2. When the defendant is charged, by felony complaint, with a felony,
the court may, in its discretion, order recognizance, release under
non-monetary conditions, or, where authorized, bail or commit the
defendant to the custody of the sheriff except as otherwise provided in
subdivision one of this section or this subdivision:

(a) A city court, a town court or a village court may not order
recognizance or bail when (i) the defendant is charged with a class A
felony, or (ii) the defendant has two previous felony convictions;

(b) No local criminal court may order recognizance, release under
non-monetary conditions or bail with respect to a defendant charged with
a felony unless and until:

(i) The district attorney has been heard in the matter or, after
knowledge or notice of the application and reasonable opportunity to be
heard, has failed to appear at the proceeding or has otherwise waived
his right to do so; and

(ii) The court and counsel for the defendant have been furnished with
a report of the division of criminal justice services concerning the
defendant's criminal record, if any, or with a police department report
with respect to the defendant's prior arrest and conviction record, if
any.

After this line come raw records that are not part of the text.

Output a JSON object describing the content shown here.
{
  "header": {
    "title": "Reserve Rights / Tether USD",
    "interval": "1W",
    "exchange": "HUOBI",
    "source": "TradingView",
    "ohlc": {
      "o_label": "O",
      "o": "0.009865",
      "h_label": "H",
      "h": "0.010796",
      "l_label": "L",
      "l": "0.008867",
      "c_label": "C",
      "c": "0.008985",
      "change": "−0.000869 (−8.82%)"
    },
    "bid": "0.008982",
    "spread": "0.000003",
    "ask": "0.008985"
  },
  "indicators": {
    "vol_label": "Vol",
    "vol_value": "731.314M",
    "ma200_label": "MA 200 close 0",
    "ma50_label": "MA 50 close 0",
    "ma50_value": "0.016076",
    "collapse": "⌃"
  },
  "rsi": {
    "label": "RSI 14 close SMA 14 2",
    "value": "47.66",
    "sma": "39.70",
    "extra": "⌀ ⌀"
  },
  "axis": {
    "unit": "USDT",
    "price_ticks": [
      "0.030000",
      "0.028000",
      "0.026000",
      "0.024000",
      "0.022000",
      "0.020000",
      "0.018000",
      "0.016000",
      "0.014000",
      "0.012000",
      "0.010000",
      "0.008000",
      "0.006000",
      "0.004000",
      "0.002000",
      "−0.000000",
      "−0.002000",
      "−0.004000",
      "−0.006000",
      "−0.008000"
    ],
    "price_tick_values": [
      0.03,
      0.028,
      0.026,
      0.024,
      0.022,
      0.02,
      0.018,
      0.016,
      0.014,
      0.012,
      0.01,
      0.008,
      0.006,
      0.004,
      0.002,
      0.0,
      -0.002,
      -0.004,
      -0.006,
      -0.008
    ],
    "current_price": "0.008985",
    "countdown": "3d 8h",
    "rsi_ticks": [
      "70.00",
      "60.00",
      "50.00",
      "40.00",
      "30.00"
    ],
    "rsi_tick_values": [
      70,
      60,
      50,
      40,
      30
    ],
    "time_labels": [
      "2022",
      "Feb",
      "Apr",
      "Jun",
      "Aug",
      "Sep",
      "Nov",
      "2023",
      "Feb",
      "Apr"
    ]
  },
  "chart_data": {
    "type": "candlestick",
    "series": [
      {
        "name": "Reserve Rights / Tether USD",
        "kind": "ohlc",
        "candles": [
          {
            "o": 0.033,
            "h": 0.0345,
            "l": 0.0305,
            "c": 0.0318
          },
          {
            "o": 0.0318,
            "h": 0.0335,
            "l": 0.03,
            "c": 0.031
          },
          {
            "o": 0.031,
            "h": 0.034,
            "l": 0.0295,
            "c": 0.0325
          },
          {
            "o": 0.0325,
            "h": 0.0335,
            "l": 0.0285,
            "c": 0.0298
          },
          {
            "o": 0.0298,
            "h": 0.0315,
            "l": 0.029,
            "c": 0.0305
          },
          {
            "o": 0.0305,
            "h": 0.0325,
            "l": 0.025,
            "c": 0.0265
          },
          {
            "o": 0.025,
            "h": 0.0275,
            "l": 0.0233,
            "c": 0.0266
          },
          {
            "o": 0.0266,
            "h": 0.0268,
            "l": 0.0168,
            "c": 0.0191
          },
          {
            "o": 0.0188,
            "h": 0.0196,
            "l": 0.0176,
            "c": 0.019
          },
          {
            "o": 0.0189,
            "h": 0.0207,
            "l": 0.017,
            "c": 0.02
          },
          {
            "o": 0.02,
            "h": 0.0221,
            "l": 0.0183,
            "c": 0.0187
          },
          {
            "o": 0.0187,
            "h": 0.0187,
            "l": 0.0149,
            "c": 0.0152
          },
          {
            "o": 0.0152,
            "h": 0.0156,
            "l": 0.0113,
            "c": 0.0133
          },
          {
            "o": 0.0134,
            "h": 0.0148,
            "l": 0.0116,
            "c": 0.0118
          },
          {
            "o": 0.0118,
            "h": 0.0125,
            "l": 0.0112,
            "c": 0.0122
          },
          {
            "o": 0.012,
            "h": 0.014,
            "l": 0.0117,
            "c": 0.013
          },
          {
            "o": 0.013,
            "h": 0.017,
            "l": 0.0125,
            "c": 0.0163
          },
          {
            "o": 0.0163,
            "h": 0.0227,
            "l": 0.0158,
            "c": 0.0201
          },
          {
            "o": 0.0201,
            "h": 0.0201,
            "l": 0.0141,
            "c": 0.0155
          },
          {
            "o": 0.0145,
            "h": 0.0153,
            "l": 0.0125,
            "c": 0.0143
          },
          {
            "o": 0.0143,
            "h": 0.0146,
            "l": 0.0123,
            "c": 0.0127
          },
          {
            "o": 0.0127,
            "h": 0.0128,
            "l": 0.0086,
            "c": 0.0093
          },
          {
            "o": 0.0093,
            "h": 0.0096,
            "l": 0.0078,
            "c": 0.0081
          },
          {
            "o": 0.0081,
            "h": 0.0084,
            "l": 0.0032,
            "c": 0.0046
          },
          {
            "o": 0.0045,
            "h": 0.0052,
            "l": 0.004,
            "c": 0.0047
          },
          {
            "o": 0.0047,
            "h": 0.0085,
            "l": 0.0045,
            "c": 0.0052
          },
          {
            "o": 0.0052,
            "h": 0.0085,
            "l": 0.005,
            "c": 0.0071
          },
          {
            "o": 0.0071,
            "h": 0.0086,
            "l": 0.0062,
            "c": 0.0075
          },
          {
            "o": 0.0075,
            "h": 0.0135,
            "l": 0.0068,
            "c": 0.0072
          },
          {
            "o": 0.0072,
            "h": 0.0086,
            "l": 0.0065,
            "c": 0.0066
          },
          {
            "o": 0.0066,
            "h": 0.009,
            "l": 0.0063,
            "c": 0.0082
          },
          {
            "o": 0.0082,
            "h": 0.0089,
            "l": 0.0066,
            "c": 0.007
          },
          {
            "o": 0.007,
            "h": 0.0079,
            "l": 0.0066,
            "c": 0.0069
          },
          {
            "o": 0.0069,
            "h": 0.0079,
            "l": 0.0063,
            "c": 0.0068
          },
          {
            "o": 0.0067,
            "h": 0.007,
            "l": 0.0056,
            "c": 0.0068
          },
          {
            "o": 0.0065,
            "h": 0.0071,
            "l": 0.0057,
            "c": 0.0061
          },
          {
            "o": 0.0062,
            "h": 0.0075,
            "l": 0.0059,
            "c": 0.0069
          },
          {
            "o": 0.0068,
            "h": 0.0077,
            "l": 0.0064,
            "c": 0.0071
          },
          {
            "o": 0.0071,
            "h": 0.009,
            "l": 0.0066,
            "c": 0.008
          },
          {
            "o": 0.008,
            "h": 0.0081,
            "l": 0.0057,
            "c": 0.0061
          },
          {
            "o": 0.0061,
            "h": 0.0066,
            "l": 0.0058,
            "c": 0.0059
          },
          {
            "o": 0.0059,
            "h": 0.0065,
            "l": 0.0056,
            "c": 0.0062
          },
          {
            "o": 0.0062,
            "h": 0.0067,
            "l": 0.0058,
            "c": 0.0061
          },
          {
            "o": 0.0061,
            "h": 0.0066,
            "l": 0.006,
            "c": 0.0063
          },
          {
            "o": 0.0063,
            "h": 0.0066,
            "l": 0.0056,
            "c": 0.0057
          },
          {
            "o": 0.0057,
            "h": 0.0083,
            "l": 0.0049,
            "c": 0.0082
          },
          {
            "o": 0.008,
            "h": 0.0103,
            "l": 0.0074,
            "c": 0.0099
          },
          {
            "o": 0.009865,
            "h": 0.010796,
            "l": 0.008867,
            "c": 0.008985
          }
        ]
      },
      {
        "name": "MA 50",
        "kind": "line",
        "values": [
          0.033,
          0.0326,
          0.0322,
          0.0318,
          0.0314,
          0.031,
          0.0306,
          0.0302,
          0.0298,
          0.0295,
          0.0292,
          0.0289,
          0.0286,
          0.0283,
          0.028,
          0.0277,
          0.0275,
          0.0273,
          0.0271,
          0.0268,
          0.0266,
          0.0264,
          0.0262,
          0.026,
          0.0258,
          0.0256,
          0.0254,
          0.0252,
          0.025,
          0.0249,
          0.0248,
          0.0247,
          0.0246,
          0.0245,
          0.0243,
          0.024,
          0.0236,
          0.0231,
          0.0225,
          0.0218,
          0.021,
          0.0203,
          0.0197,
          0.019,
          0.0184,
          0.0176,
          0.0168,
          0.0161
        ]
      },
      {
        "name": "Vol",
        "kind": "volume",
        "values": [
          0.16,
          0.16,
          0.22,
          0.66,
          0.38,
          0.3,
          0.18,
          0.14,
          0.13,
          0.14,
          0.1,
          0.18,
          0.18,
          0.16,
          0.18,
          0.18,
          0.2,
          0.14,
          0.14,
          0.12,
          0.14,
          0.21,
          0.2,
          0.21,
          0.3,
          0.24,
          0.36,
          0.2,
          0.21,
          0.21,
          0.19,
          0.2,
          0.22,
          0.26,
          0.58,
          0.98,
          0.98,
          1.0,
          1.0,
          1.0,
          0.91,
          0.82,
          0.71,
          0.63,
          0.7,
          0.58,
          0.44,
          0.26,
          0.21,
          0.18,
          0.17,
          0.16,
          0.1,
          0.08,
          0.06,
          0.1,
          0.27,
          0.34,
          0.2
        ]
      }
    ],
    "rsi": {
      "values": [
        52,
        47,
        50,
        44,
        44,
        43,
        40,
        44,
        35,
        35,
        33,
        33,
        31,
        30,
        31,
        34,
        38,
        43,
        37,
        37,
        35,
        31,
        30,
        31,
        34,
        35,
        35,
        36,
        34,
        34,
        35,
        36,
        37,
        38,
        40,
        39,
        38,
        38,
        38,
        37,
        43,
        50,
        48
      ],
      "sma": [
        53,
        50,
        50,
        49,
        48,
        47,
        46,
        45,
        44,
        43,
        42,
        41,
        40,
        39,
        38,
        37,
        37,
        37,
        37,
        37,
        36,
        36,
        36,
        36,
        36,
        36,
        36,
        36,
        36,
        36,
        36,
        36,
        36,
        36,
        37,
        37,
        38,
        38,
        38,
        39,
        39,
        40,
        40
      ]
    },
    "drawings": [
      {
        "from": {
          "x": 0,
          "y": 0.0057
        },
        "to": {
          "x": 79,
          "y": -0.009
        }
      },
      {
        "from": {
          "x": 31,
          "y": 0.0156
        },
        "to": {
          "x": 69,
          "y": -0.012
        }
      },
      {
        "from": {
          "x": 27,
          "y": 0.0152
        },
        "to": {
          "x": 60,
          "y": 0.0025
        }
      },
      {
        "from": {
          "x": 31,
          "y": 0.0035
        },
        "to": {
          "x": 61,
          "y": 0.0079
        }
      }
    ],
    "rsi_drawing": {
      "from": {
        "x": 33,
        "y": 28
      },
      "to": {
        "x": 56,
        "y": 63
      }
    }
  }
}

If neither report is available, the court, with the consent of the
district attorney, may dispense with this requirement; provided,
however, that in an emergency, including but not limited to a
substantial impairment in the ability of such division or police
department to timely furnish such report, such consent shall not be
required if, for reasons stated on the record, the court deems it
unnecessary. When the court has been furnished with any such report or
record, it shall furnish a copy thereof to counsel for the defendant or,
if the defendant is not represented by counsel, to the defendant.